4. Multi-Phenotype Analysis
The researchers extended the method to support multi-phenotype analysis. Using 50 phenotypes for a genome-wide association analysis, the results showed that the analysis could be completed in just 52 minutes and 38 seconds using a single virtual machine (30GB of memory and 50 threads). Additionally, they introduced the --pheno-svd flag, which preprocesses phenotype data using singular value decomposition (SVD), further improving computational efficiency.
Main Results
1. Data Compression Efficiency
The researchers compared the storage requirements of different file formats for exome sequencing data from the All of Us project. The results showed that the PGEN format in PLINK 2.0 requires only 39.0GB of storage space, representing a 98% compression compared to the PLINK 1 BED file (2TB), a 90% compression compared to the VCF file (403GB), and a 77% compression compared to the BGEN file (165GB).

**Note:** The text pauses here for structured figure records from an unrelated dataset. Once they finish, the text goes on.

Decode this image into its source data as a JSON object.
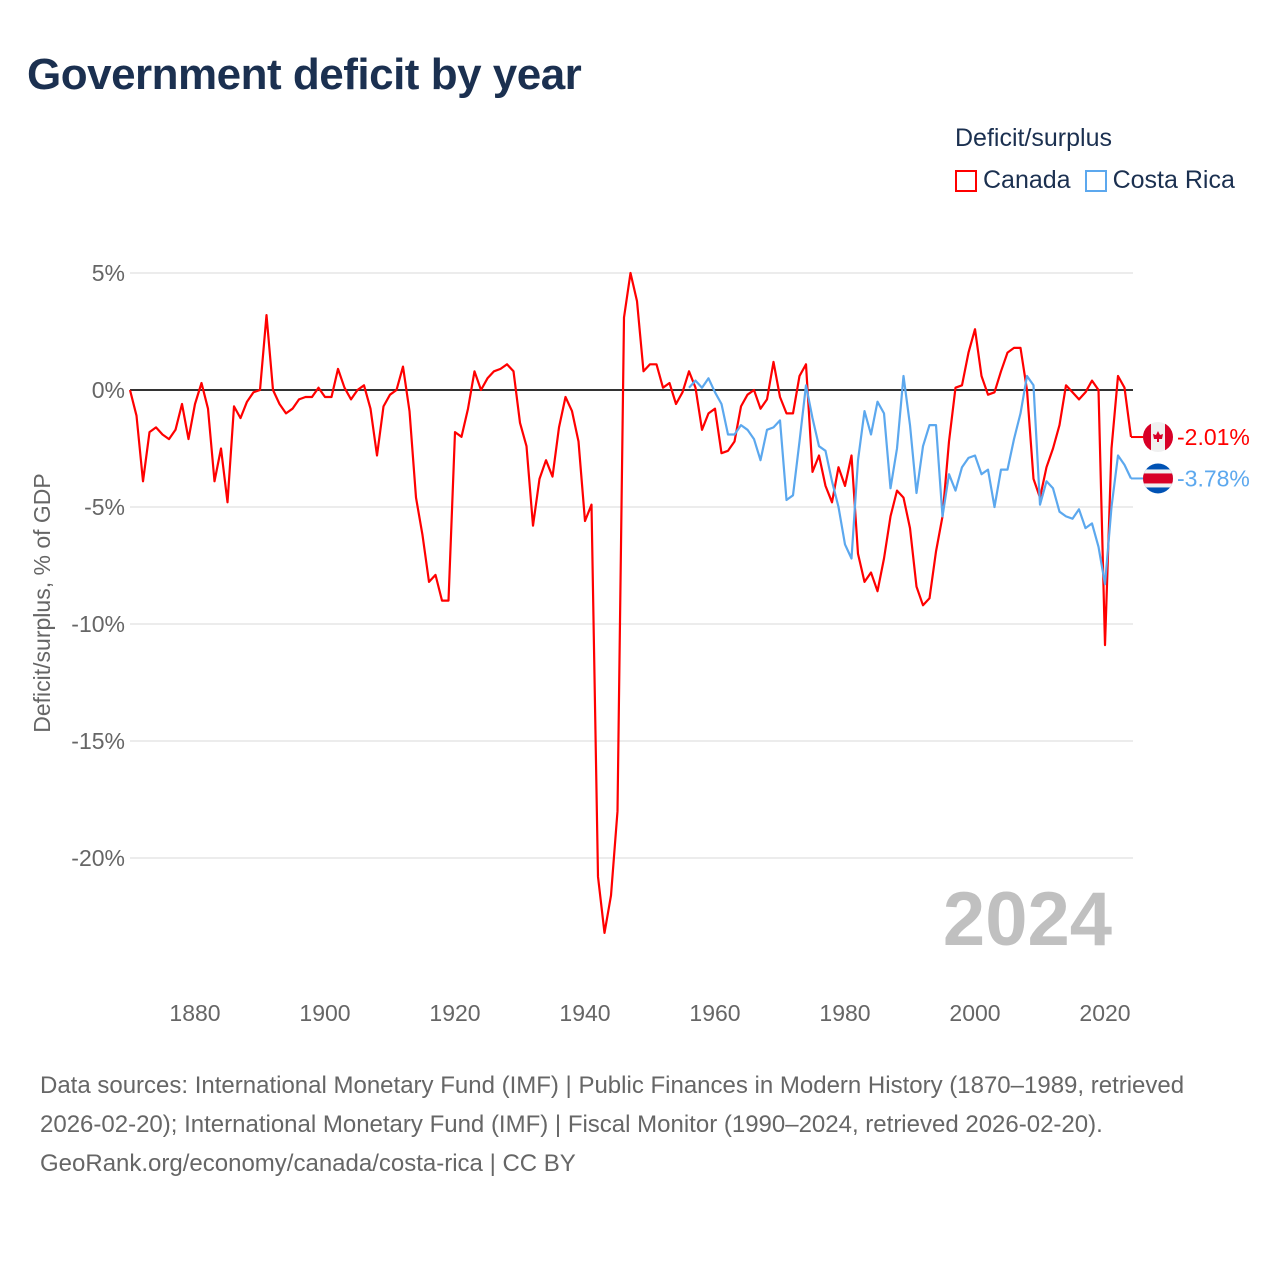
{
  "title": "Government deficit by year",
  "legend": {
    "title": "Deficit/surplus",
    "items": [
      {
        "label": "Canada",
        "color": "#ff0000"
      },
      {
        "label": "Costa Rica",
        "color": "#5ca8ee"
      }
    ]
  },
  "watermark_year": "2024",
  "footer": {
    "sources": "Data sources: International Monetary Fund (IMF) | Public Finances in Modern History (1870–1989, retrieved 2026-02-20); International Monetary Fund (IMF) | Fiscal Monitor (1990–2024, retrieved 2026-02-20).",
    "credit": "GeoRank.org/economy/canada/costa-rica | CC BY"
  },
  "chart_data": {
    "type": "line",
    "title": "Government deficit by year",
    "xlabel": "",
    "ylabel": "Deficit/surplus, % of GDP",
    "xlim": [
      1870,
      2024
    ],
    "ylim": [
      -25,
      5
    ],
    "x_ticks": [
      1880,
      1900,
      1920,
      1940,
      1960,
      1980,
      2000,
      2020
    ],
    "y_ticks": [
      5,
      0,
      -5,
      -10,
      -15,
      -20
    ],
    "y_tick_labels": [
      "5%",
      "0%",
      "-5%",
      "-10%",
      "-15%",
      "-20%"
    ],
    "grid": true,
    "legend_position": "top-right",
    "series": [
      {
        "name": "Canada",
        "color": "#ff0000",
        "start_year": 1870,
        "end_label": "-2.01%",
        "values": [
          0,
          -1.1,
          -3.9,
          -1.8,
          -1.6,
          -1.9,
          -2.1,
          -1.7,
          -0.6,
          -2.1,
          -0.6,
          0.3,
          -0.8,
          -3.9,
          -2.5,
          -4.8,
          -0.7,
          -1.2,
          -0.5,
          -0.1,
          0,
          3.2,
          0,
          -0.6,
          -1.0,
          -0.8,
          -0.4,
          -0.3,
          -0.3,
          0.1,
          -0.3,
          -0.3,
          0.9,
          0.1,
          -0.4,
          0,
          0.2,
          -0.8,
          -2.8,
          -0.7,
          -0.2,
          0,
          1.0,
          -0.9,
          -4.6,
          -6.2,
          -8.2,
          -7.9,
          -9.0,
          -9.0,
          -1.8,
          -2.0,
          -0.8,
          0.8,
          0,
          0.5,
          0.8,
          0.9,
          1.1,
          0.8,
          -1.4,
          -2.4,
          -5.8,
          -3.8,
          -3.0,
          -3.7,
          -1.6,
          -0.3,
          -0.9,
          -2.2,
          -5.6,
          -4.9,
          -20.8,
          -23.2,
          -21.6,
          -18.0,
          3.1,
          5.0,
          3.8,
          0.8,
          1.1,
          1.1,
          0.1,
          0.3,
          -0.6,
          -0.1,
          0.8,
          0.1,
          -1.7,
          -1.0,
          -0.8,
          -2.7,
          -2.6,
          -2.2,
          -0.7,
          -0.2,
          0,
          -0.8,
          -0.4,
          1.2,
          -0.3,
          -1.0,
          -1.0,
          0.6,
          1.1,
          -3.5,
          -2.8,
          -4.1,
          -4.8,
          -3.3,
          -4.1,
          -2.8,
          -7.0,
          -8.2,
          -7.8,
          -8.6,
          -7.2,
          -5.4,
          -4.3,
          -4.6,
          -5.9,
          -8.4,
          -9.2,
          -8.9,
          -6.9,
          -5.4,
          -2.2,
          0.1,
          0.2,
          1.6,
          2.6,
          0.6,
          -0.2,
          -0.1,
          0.8,
          1.6,
          1.8,
          1.8,
          0,
          -3.8,
          -4.6,
          -3.3,
          -2.5,
          -1.5,
          0.2,
          -0.1,
          -0.4,
          -0.1,
          0.4,
          0,
          -10.9,
          -2.5,
          0.6,
          0.1,
          -2.01
        ]
      },
      {
        "name": "Costa Rica",
        "color": "#5ca8ee",
        "start_year": 1956,
        "end_label": "-3.78%",
        "values": [
          0.1,
          0.4,
          0.1,
          0.5,
          -0.1,
          -0.6,
          -1.9,
          -1.9,
          -1.5,
          -1.7,
          -2.1,
          -3.0,
          -1.7,
          -1.6,
          -1.3,
          -4.7,
          -4.5,
          -2.2,
          0.2,
          -1.2,
          -2.4,
          -2.6,
          -3.9,
          -5.0,
          -6.6,
          -7.2,
          -3.0,
          -0.9,
          -1.9,
          -0.5,
          -1.0,
          -4.2,
          -2.5,
          0.6,
          -1.5,
          -4.4,
          -2.4,
          -1.5,
          -1.5,
          -5.4,
          -3.6,
          -4.3,
          -3.3,
          -2.9,
          -2.8,
          -3.6,
          -3.4,
          -5.0,
          -3.4,
          -3.4,
          -2.1,
          -1.0,
          0.6,
          0.2,
          -4.9,
          -3.9,
          -4.2,
          -5.2,
          -5.4,
          -5.5,
          -5.1,
          -5.9,
          -5.7,
          -6.7,
          -8.3,
          -5.0,
          -2.8,
          -3.2,
          -3.78
        ]
      }
    ]
  }
}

2. Computational Efficiency Improvement
In the exome-wide association analysis, using the new methods in PLINK 2.0, the computation time was significantly reduced from 695.35 minutes on a single machine to 1.57 minutes (using 50 threads) or 8.67 minutes (using 4 threads). Additionally, when analyzing type 2 diabetes phenotype data, the computation time using the cc-residualize mode was only 7.68 minutes (using 50 threads), compared to 102.9 minutes using the firth-fallback mode.
3. Multi-Phenotype Analysis Efficiency
In multi-phenotype analysis, preprocessing phenotype data with the --pheno-svd flag reduced the computation time from 50 minutes to 2 minutes, further enhancing computational efficiency.
Conclusion
This study significantly reduced the storage requirements and computational time for WGS research by developing novel data compression and regression computation methods, particularly focusing on the handling of rare variants. These methods not only enhance the efficiency of large-scale genomic data analysis but also provide more equitable research opportunities for underfunded institutions and researchers in developing countries.
Research Highlights
- Significant Data Compression Efficiency: The PGEN format compresses storage requirements by 98%, significantly reducing the storage costs for large-scale genomic data.
- Substantial Improvement in Computational Efficiency: By optimizing regression computation methods, the computation time was reduced from 11.5 hours to 1.57 minutes, greatly enhancing analysis efficiency.
- Support for Multi-Phenotype Analysis: The researchers extended the method to support multi-phenotype analysis, further improving the flexibility of large-scale genomic data analysis.
- Equitable Research Opportunities: These methods provide more equitable research opportunities for underfunded institutions and researchers in developing countries, promoting the democratization of genomic research.
Significance and Value
This study not only provides efficient tools for large-scale genomic data analysis but also makes significant contributions to the democratization and fairness of genomic research. By significantly reducing storage requirements and computational time, these methods enable researchers to process and analyze large-scale genomic data more efficiently, accelerating the pace of scientific discovery. Additionally, these methods offer more equitable research opportunities for underfunded institutions and researchers in developing countries, promoting the global democratization of genomic research.